Generate SQL Queries with ease in R.

Query is a versatile and easy-to-use package designed to facilitate SQL generation for various database operations. By leveraging the power of R, the package allows users to create clean, efficient, and maintainable SQL code through a functional programming approach. Query supports a wide range of SQL operations, including SELECT, INSERT, UPDATE, and DELETE, allowing developers to interact with databases seamlessly.

Use Case Examples:

  1. Select all in a table
  2. Select specific records based on conditions
  3. Insert records into a table
  4. Update records in a table
  5. Delete records from a table

Query also provides an set of utility functions and services, such as Query::SQL.Utilities() and Query::SQL.Functions(), to help users create flexible and reusable SQL code. It also offers the ability to chain operations together, making SQL generation more streamlined.
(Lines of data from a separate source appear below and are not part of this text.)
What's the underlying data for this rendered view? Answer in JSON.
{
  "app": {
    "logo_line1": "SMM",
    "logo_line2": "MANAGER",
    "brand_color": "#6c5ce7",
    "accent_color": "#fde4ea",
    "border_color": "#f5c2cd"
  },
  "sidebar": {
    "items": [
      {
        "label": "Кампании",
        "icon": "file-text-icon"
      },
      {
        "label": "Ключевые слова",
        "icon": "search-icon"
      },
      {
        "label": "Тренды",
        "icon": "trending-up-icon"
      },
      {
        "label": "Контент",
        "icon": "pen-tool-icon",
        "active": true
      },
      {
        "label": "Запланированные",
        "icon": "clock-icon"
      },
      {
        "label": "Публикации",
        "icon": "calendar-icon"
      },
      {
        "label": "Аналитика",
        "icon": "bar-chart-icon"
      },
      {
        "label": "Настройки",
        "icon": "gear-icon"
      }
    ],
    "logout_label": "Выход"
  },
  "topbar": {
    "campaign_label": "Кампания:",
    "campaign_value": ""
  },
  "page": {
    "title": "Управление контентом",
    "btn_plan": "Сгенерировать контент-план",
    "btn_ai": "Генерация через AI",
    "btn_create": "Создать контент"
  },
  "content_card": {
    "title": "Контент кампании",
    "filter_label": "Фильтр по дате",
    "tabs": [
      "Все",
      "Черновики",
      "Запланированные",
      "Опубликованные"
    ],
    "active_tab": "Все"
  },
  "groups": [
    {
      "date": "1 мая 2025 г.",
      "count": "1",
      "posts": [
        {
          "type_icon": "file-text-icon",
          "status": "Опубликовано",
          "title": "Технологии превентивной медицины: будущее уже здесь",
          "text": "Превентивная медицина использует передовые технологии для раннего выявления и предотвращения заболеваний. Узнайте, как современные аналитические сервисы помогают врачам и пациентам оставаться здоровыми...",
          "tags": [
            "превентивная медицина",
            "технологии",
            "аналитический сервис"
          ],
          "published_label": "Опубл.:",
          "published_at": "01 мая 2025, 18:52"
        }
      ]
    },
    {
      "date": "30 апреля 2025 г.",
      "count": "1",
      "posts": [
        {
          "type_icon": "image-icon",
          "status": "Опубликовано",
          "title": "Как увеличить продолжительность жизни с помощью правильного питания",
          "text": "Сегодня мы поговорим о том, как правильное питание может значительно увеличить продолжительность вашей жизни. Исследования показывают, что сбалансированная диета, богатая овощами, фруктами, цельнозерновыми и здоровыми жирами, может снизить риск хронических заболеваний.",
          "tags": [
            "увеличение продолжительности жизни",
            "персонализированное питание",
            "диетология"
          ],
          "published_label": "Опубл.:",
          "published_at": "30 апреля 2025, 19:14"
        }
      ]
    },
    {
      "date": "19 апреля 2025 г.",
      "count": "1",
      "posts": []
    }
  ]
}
By utilizing Query, developers can easily build SQL queries, resulting in a more efficient and maintainable codebase. Whether you need to perform simple or complex database operations, Query has you covered. Start using Query today and experience the benefits of Query!

Installation

At the time of writing this READMe, this Query R-Package is not available on CRAN. Use devtools to either install from GitHub or from a local copy of the repository.

Install from GitHub

devtools::install_github('https://github.com/FlippieCoetser/Query')

Install from local copy

  1. Generate .tar.gz file
devtools::build()
  1. Install .tar.gz file
devtools::install_local('path_to_file/tar_gz_file', repos = NULL, type = 'source')

Loading the Package

There are two ways to access the three sets of functions in the Query package:

  1. Use the library function to load the package into the global namespace
  2. Create an instance of each set of functions using the package namespace

Use Global Namespace

When using the library function, the three sets of functions are loaded into the global namespace. This allows you to access the functions directly without having to use the package namespace.

library(Query)

Use Package Namespace

When using the package namespace, you can create an instance of each set of functions. This allows you to access the functions through the instance.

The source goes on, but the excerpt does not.